Damit Menschen überhaupt in der Lage sind, die Unübersichtlichkeit der Welt auszuhalten, damit sie ihre erste Wut und Angst verstreichen lassen können, müssen sie sich – weit weg von der großen Politik – um persönliche Lebensumstände kümmern, die ihnen sowohl Sicherheit vermitteln wie ihre Bereitschaft fördern, neugierig und offen zu bleiben. Sylvia Wetzel empfiehlt: Pausen machen und innehalten. Beziehungen und Freundschaften pflegen. Anderen helfen. Freude erleben. Unterschiedliche Meinungen hören. Etwas von Anfang bis Ende gestalten.

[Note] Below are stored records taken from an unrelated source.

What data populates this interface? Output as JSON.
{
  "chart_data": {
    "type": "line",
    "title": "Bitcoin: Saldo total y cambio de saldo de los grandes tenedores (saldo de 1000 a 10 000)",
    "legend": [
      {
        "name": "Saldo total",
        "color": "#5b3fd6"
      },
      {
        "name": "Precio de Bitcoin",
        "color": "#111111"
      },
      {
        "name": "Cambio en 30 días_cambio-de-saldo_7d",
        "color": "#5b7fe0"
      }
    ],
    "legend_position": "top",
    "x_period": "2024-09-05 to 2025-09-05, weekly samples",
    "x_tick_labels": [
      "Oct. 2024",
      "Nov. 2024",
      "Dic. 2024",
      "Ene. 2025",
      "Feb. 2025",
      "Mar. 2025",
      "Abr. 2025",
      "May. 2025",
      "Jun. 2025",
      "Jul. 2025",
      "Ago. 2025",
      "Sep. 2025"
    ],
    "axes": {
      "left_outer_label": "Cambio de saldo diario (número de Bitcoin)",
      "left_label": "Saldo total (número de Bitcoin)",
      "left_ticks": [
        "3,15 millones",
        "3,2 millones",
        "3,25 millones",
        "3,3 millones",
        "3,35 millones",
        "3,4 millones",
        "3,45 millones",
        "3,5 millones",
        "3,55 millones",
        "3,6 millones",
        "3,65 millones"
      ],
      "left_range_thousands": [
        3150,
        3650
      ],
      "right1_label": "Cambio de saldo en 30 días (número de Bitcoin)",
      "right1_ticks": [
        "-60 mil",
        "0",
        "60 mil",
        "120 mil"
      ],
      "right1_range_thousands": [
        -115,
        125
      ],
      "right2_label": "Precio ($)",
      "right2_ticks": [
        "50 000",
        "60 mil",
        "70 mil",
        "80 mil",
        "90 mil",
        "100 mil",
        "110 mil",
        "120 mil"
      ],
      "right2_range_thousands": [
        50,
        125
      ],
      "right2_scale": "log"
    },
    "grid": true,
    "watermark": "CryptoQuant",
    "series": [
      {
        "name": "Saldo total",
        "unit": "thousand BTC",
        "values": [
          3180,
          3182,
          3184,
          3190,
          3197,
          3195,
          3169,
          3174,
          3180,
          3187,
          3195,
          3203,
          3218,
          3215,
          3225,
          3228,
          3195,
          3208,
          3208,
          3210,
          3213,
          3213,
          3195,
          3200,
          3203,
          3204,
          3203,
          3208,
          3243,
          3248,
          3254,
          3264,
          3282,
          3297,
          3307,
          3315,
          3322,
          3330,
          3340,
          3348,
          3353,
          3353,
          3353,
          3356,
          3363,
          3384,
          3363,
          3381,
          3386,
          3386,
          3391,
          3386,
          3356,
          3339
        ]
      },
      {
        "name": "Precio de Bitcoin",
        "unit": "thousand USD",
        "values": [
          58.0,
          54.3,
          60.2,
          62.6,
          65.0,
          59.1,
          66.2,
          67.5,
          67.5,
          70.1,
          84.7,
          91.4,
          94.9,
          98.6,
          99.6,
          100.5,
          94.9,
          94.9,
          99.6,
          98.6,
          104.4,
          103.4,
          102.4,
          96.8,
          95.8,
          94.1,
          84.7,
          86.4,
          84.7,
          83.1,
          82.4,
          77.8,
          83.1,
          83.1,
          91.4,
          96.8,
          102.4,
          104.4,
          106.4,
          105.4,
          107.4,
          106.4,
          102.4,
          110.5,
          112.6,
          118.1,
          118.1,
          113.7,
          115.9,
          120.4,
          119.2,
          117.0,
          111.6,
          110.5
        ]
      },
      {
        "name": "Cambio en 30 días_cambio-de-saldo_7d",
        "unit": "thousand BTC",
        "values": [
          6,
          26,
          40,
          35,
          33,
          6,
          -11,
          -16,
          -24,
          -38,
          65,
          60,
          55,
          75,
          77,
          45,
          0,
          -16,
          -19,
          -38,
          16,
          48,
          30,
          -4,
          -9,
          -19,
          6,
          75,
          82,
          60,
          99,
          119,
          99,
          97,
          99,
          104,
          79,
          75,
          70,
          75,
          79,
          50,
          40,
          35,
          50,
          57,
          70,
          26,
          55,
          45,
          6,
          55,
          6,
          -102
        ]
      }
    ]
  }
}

"Von Leuten, die Hospizarbeit machen, weiß ich: Menschen, die primär über intellektuelle und disziplinarische Kontrolle ihr Leben im Griff hatten – denen geht's schlecht. Und die werden zum Teil so frustriert und wütend, weil sie merken, sie verlieren die Kontrolle. Menschen, die auf die emotionalen Qualitäten achten und Freundlichkeit entwickeln, so lange sie einigermaßen fit sind, haben es leichter. Also von daher denke ich: Herzenserziehung. Dinge machen, die die Verbundenheit stärken. Freundlichkeit entwickeln. Dankbarkeit ist eine der größten Ressourcen, die es gibt. Und dann bin ich auch entspannter und kann mit dem, was an Unsicherheit geschieht, besser umgehen."